Clinical officers have said they may not be covered in a labour exchange deal signed between Kenya and the United Kingdom.
President Uhuru Kenyatta signed an agreement with the UK government to allow some health workers to be employed abroad.
Austin Oduor, the president of the Global Association of Clinical Officers and Physicians Associates told the Star on Friday the deal will only benefit nurses and doctors. There are 26,000 clinical officers, Oduor told the Star in Migori town on Friday.
“We are smelling a rat that the Ministry of Health will not factor clinical officers in the exchange and attempts by our colleagues in the United Kingdom who are known as Physician Associates to push the agenda through also failed,” Oduor said.

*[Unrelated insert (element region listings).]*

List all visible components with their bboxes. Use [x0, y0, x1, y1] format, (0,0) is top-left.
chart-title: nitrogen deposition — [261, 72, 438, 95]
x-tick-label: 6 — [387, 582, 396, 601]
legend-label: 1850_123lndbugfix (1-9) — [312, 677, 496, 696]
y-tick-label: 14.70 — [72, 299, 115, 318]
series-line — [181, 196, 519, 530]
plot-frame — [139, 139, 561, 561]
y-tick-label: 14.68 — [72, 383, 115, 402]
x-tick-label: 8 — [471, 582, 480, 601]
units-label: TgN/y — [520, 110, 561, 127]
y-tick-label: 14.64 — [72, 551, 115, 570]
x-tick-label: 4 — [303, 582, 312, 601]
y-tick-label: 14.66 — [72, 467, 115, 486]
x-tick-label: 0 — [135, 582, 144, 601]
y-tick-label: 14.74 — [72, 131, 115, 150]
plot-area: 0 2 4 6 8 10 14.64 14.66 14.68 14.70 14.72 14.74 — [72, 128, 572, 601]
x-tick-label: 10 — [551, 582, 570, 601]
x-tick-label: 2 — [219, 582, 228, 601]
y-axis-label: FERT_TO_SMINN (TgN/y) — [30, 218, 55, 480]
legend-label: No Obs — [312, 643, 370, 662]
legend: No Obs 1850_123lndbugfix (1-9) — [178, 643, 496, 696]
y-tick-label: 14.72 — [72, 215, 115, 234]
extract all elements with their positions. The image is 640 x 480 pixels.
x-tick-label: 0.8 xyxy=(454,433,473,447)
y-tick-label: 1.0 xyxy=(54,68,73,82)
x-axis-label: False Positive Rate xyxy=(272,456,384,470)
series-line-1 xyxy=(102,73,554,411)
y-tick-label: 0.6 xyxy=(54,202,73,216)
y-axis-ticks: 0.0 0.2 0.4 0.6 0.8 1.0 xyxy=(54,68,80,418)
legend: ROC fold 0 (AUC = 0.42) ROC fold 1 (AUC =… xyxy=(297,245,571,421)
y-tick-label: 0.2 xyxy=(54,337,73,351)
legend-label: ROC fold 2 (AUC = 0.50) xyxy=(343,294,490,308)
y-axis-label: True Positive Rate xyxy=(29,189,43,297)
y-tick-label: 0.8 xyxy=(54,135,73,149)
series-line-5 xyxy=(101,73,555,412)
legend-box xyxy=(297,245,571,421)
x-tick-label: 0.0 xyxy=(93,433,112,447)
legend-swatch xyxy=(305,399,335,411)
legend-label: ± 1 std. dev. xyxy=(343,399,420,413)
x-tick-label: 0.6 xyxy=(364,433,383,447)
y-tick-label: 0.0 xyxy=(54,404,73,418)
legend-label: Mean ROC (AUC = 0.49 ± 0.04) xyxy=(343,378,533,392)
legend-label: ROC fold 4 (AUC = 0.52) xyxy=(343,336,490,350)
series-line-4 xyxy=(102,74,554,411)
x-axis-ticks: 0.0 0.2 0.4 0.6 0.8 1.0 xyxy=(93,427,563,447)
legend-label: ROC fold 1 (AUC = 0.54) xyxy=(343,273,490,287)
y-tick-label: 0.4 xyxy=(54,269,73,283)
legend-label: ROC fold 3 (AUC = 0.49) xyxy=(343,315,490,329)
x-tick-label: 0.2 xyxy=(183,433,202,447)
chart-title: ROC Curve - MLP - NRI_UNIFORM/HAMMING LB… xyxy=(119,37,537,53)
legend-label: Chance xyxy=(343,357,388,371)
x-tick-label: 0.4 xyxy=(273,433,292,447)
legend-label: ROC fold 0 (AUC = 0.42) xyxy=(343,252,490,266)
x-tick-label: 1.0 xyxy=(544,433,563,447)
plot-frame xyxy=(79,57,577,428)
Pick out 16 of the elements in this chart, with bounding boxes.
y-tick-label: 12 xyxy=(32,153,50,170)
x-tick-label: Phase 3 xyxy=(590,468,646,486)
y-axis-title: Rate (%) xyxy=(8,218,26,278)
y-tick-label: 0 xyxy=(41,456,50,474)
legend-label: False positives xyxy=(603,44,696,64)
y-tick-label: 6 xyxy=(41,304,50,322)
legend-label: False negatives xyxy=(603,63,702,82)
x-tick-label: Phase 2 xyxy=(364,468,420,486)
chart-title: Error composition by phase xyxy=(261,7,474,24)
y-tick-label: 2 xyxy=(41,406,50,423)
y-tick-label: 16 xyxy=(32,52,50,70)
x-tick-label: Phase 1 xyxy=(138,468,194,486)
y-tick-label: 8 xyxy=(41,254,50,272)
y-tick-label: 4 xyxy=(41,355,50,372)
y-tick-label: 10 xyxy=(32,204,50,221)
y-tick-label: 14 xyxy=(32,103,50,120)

Labour CS Simon Chelugi and UK’s Health and Social Care Secretary Sajid Javid signed the deal at the Royal College of Physicians.
The agreement will offer “qualified but unemployed Kenyan nurses to be actively recruited to work” in the United Kingdom which targets to reach 50,000 more nurses by 2024.
The deal will also see Kenya’s healthcare professionals get training exchange opportunities.
“Our healthcare agreement will make the most of UK and Kenyan health expertise which will be beneficial to both countries, with the exchange of knowledge and training which will provide first-class healthcare,” Javid said in the statement.
Already, there are around 900 Kenyan healthcare workers in the United Kingdom.
Oduor said the government has only employed roughly 6,000 clinical officers with “others still working in private facilities and NGOs.”
“We have a lot of surplus of clinical officers and we can have government deals to consider us, too, for exchange,” he said.